I have today sent out letters to all political parties in Malaysia inviting them to take part in an all-party forum on “How to make the Rukun Negara a more meaningful and effective instrument in the nation building of a united multi-racial Malaysian nation.”

The Prime Minister, Tun Abdul Razak, speaking as Director of Operations in a radio broadcast in Sarawak on 20th august 1969 said the national ideology would not be imposed on the nation but would be discussed by everybody before it was adopted.

Tun Razak said: “The national ideology will, of course, not be imposed on the nation by legislative or bureaucratic fiat.”

“We will not make the mistake of imposing anything which is not for the good of the people in general.

“There will be ample opportunity for discussion by everybody before we finally adopt the various tenets of the ideology.”

This is the correct approach to the formulation of a Rukun Negara which will be accepted by all Malaysians as a basis for building a united Malaysian nation. Public participation in the formulation of the Rukun Negara is necessary if the Rukun Negara is to “give positive expression to the Malaysian way of life” and represent “the aspirations of the cast majority of our people for a peaceful, harmonious and progressive future” as another Cabinet Minister has put it.

Such a national ideology must come about from public discussion and debate, involving not only the Government and one or two political parties, but involving all political parties, professional organizations, trade unions, societies, and Malaysians from all walks of life.

If the public are only expected to receive the Rukun Negara, and hear explanations about it by some political parties at public meetings, without giving them the opportunity to express their views and participate in the formulation of the national ideology, I do not think the Rukun Negara will gain very wide acceptance.

It is very important that our stand on the Rukun Negara be not misunderstood, to prevent distortion of our views by those who are ever eager to pounce on the slightest excuse to attack the DAP, whether based on things which we have said or even on things which we have never said.

The DAP, and for that matter, the large majority of the people of Malaysia, agree to the concept of a Rukun Negara.
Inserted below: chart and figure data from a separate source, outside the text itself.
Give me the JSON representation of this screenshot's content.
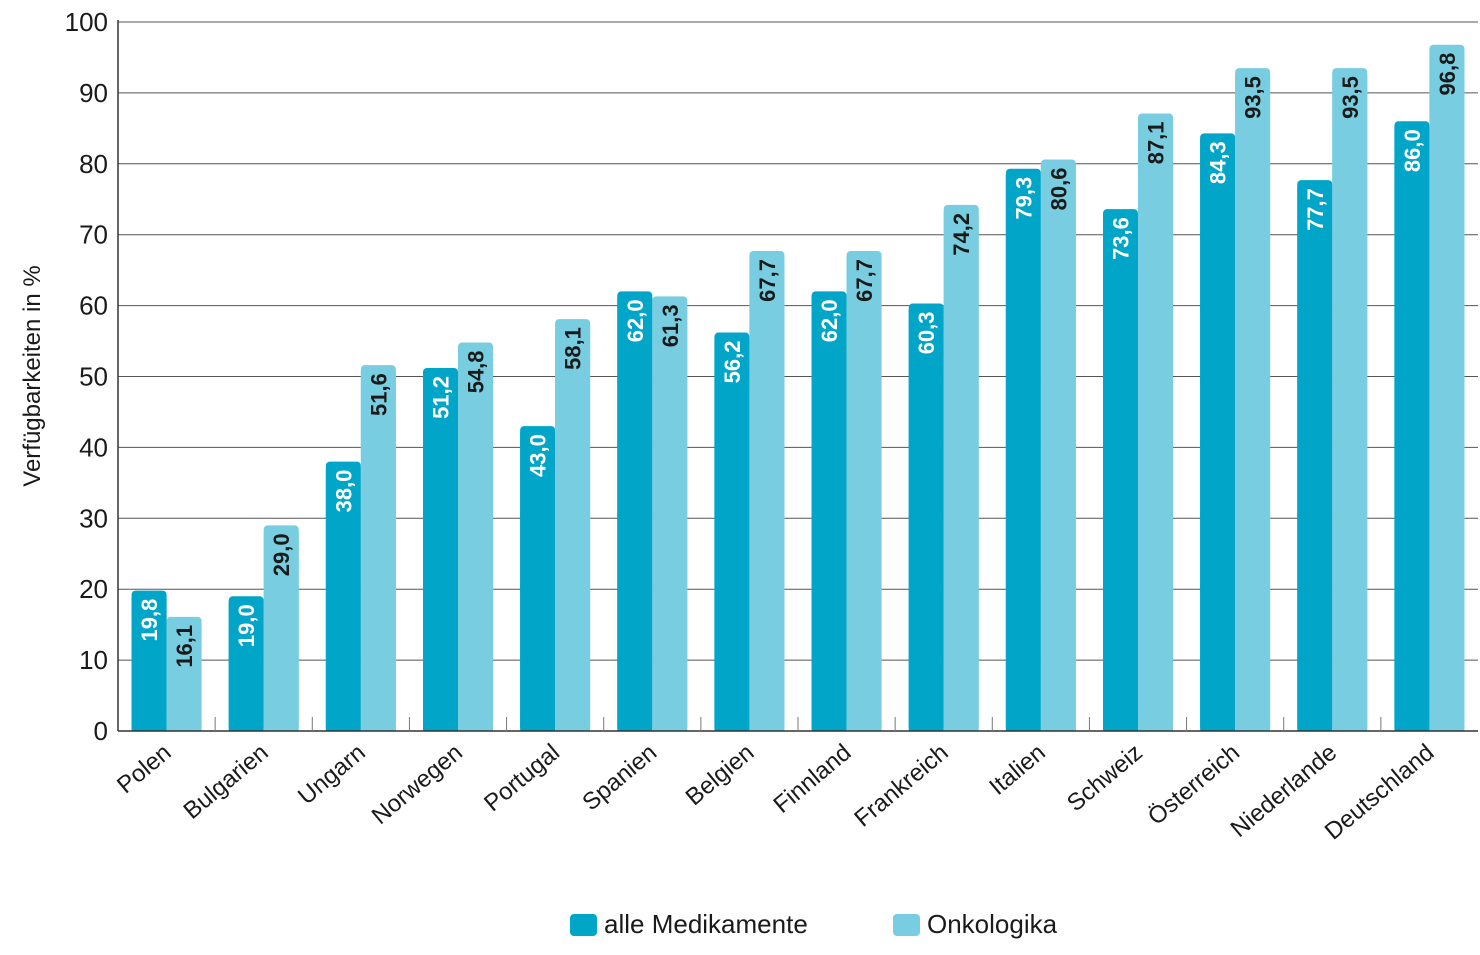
{
  "chart_data": {
    "type": "bar",
    "ylabel": "Verfügbarkeiten in %",
    "ylim": [
      0,
      100
    ],
    "yticks": [
      0,
      10,
      20,
      30,
      40,
      50,
      60,
      70,
      80,
      90,
      100
    ],
    "grid": true,
    "legend_position": "bottom",
    "categories": [
      "Polen",
      "Bulgarien",
      "Ungarn",
      "Norwegen",
      "Portugal",
      "Spanien",
      "Belgien",
      "Finnland",
      "Frankreich",
      "Italien",
      "Schweiz",
      "Österreich",
      "Niederlande",
      "Deutschland"
    ],
    "series": [
      {
        "name": "alle Medikamente",
        "color": "#00a5c8",
        "values": [
          19.8,
          19.0,
          38.0,
          51.2,
          43.0,
          62.0,
          56.2,
          62.0,
          60.3,
          79.3,
          73.6,
          84.3,
          77.7,
          86.0
        ],
        "labels": [
          "19,8",
          "19,0",
          "38,0",
          "51,2",
          "43,0",
          "62,0",
          "56,2",
          "62,0",
          "60,3",
          "79,3",
          "73,6",
          "84,3",
          "77,7",
          "86,0"
        ],
        "label_color": "#ffffff"
      },
      {
        "name": "Onkologika",
        "color": "#79cde0",
        "values": [
          16.1,
          29.0,
          51.6,
          54.8,
          58.1,
          61.3,
          67.7,
          67.7,
          74.2,
          80.6,
          87.1,
          93.5,
          93.5,
          96.8
        ],
        "labels": [
          "16,1",
          "29,0",
          "51,6",
          "54,8",
          "58,1",
          "61,3",
          "67,7",
          "67,7",
          "74,2",
          "80,6",
          "87,1",
          "93,5",
          "93,5",
          "96,8"
        ],
        "label_color": "#1a1a1a"
      }
    ]
  }
}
The five principles which the Alliance Government and the Gerakan Ra’ayat Malaysia have drawn up, namely belief in God, loyalty to King and Country, upholding the Constitution, the rule of law and good behavior and morality, is unlikely to meet with opposition from many people.

In its present form, however, the Rukunegara has omitted vital principles in the building of a united Malaysian nation. There is clearly a need for a public discussion as to how to make the Rukunegara a more effective and meaningful instrument in the nation building process.

We have suggested to all political parties the holding of a series of four all-party forums in Bahasa Malaysia, English, Mandarin and Tamil each on
“How to make the Rukunegara a more meaningful and effective instrument in the nation building process.”

The DAP is prepared to undertake organising this series, which we propose holding in December. The details of the forum, e.g. chairman, number of speakers, the procedures of the forum, can be finalized later by the participating parties.

We are sure the parties which agree to take part in the forum will have no objection to sharing the expenses of organising the forums, as this is in the national interest.